NMI is the arithmetic-mean normalisation: 2 · MI / (H(A) + H(B)),
matching scikit-learn's convention.
Bias correction by permutation
null = permutation_null_mi(
s_a=stream_a.symbols, K_a=stream_a.alphabet_size,
s_b=stream_b.symbols, K_b=stream_b.alphabet_size,
n_permutations=500, rng_seed=42,
)
mi_corrected = result["MI"] - null["mean"]
print(f"MI = {result['MI']:.3f} (raw), null mean = {null['mean']:.3f}, bias-corrected = {mi_corrected:.3f}")
The permutation shuffles s_b while holding s_a fixed.
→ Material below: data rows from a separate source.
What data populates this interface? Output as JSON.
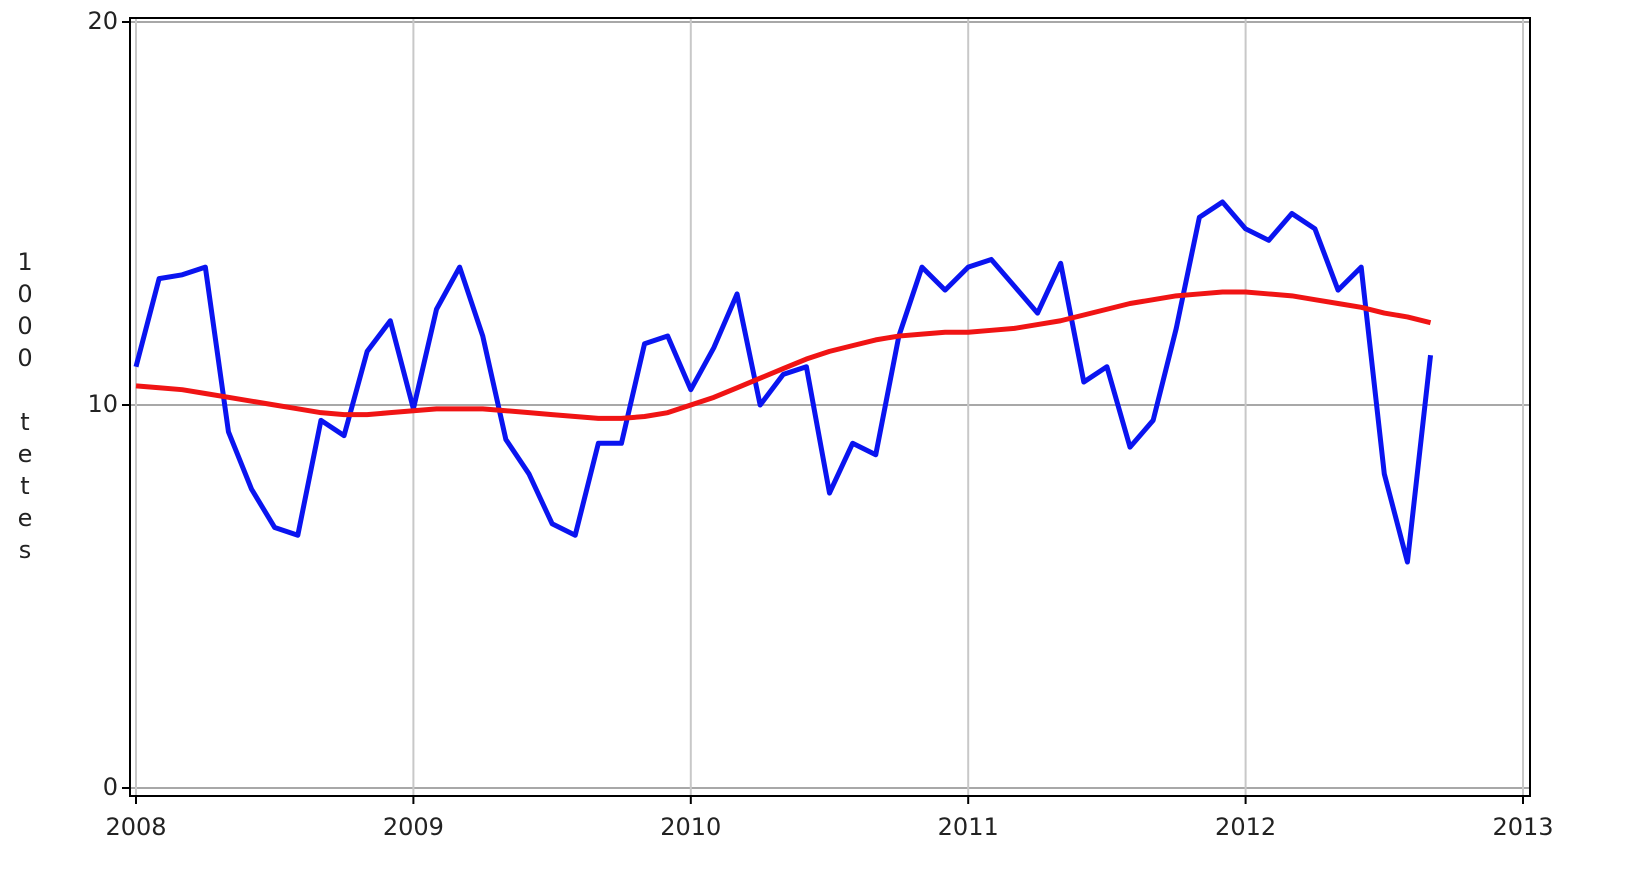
{
  "chart_data": {
    "type": "line",
    "ylabel": "1000 tetes",
    "x": [
      2008,
      2008.0833,
      2008.1667,
      2008.25,
      2008.3333,
      2008.4167,
      2008.5,
      2008.5833,
      2008.6667,
      2008.75,
      2008.8333,
      2008.9167,
      2009,
      2009.0833,
      2009.1667,
      2009.25,
      2009.3333,
      2009.4167,
      2009.5,
      2009.5833,
      2009.6667,
      2009.75,
      2009.8333,
      2009.9167,
      2010,
      2010.0833,
      2010.1667,
      2010.25,
      2010.3333,
      2010.4167,
      2010.5,
      2010.5833,
      2010.6667,
      2010.75,
      2010.8333,
      2010.9167,
      2011,
      2011.0833,
      2011.1667,
      2011.25,
      2011.3333,
      2011.4167,
      2011.5,
      2011.5833,
      2011.6667,
      2011.75,
      2011.8333,
      2011.9167,
      2012,
      2012.0833,
      2012.1667,
      2012.25,
      2012.3333,
      2012.4167,
      2012.5,
      2012.5833,
      2012.6667
    ],
    "series": [
      {
        "color": "#0a14f0",
        "values": [
          11.0,
          13.3,
          13.4,
          13.6,
          9.3,
          7.8,
          6.8,
          6.6,
          9.6,
          9.2,
          11.4,
          12.2,
          9.9,
          12.5,
          13.6,
          11.8,
          9.1,
          8.2,
          6.9,
          6.6,
          9.0,
          9.0,
          11.6,
          11.8,
          10.4,
          11.5,
          12.9,
          10.0,
          10.8,
          11.0,
          7.7,
          9.0,
          8.7,
          11.8,
          13.6,
          13.0,
          13.6,
          13.8,
          13.1,
          12.4,
          13.7,
          10.6,
          11.0,
          8.9,
          9.6,
          12.0,
          14.9,
          15.3,
          14.6,
          14.3,
          15.0,
          14.6,
          13.0,
          13.6,
          8.2,
          5.9,
          11.3
        ]
      },
      {
        "color": "#f01414",
        "values": [
          10.5,
          10.45,
          10.4,
          10.3,
          10.2,
          10.1,
          10.0,
          9.9,
          9.8,
          9.75,
          9.75,
          9.8,
          9.85,
          9.9,
          9.9,
          9.9,
          9.85,
          9.8,
          9.75,
          9.7,
          9.65,
          9.65,
          9.7,
          9.8,
          10.0,
          10.2,
          10.45,
          10.7,
          10.95,
          11.2,
          11.4,
          11.55,
          11.7,
          11.8,
          11.85,
          11.9,
          11.9,
          11.95,
          12.0,
          12.1,
          12.2,
          12.35,
          12.5,
          12.65,
          12.75,
          12.85,
          12.9,
          12.95,
          12.95,
          12.9,
          12.85,
          12.75,
          12.65,
          12.55,
          12.4,
          12.3,
          12.15
        ]
      }
    ],
    "xlim": [
      2008,
      2013
    ],
    "xticks": [
      2008,
      2009,
      2010,
      2011,
      2012,
      2013
    ],
    "ylim": [
      0,
      20
    ],
    "yticks": [
      0,
      10,
      20
    ],
    "grid": true
  }
}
The bias correction is applied identically to observed and shuffled
streams, so the null mean captures the plug-in MI bias at this (N, K_a, K_b).
Comparing two clusterings of the same units
from decipher import compare_partitions
cmp = compare_partitions(
labels_a=labels_clustering_1, K_a=K1,
labels_b=labels_clustering_2, K_b=K2,
)
print(cmp.nmi, cmp.ari, cmp.mi_bits, cmp.compactness_a, cmp.delta_compactness)
PartitionAlignment packages NMI, adjusted Rand index,
mutual information, marginal/joint/conditional entropies, and a "compactness"
asymmetry that detects when one partition is a refinement of the other.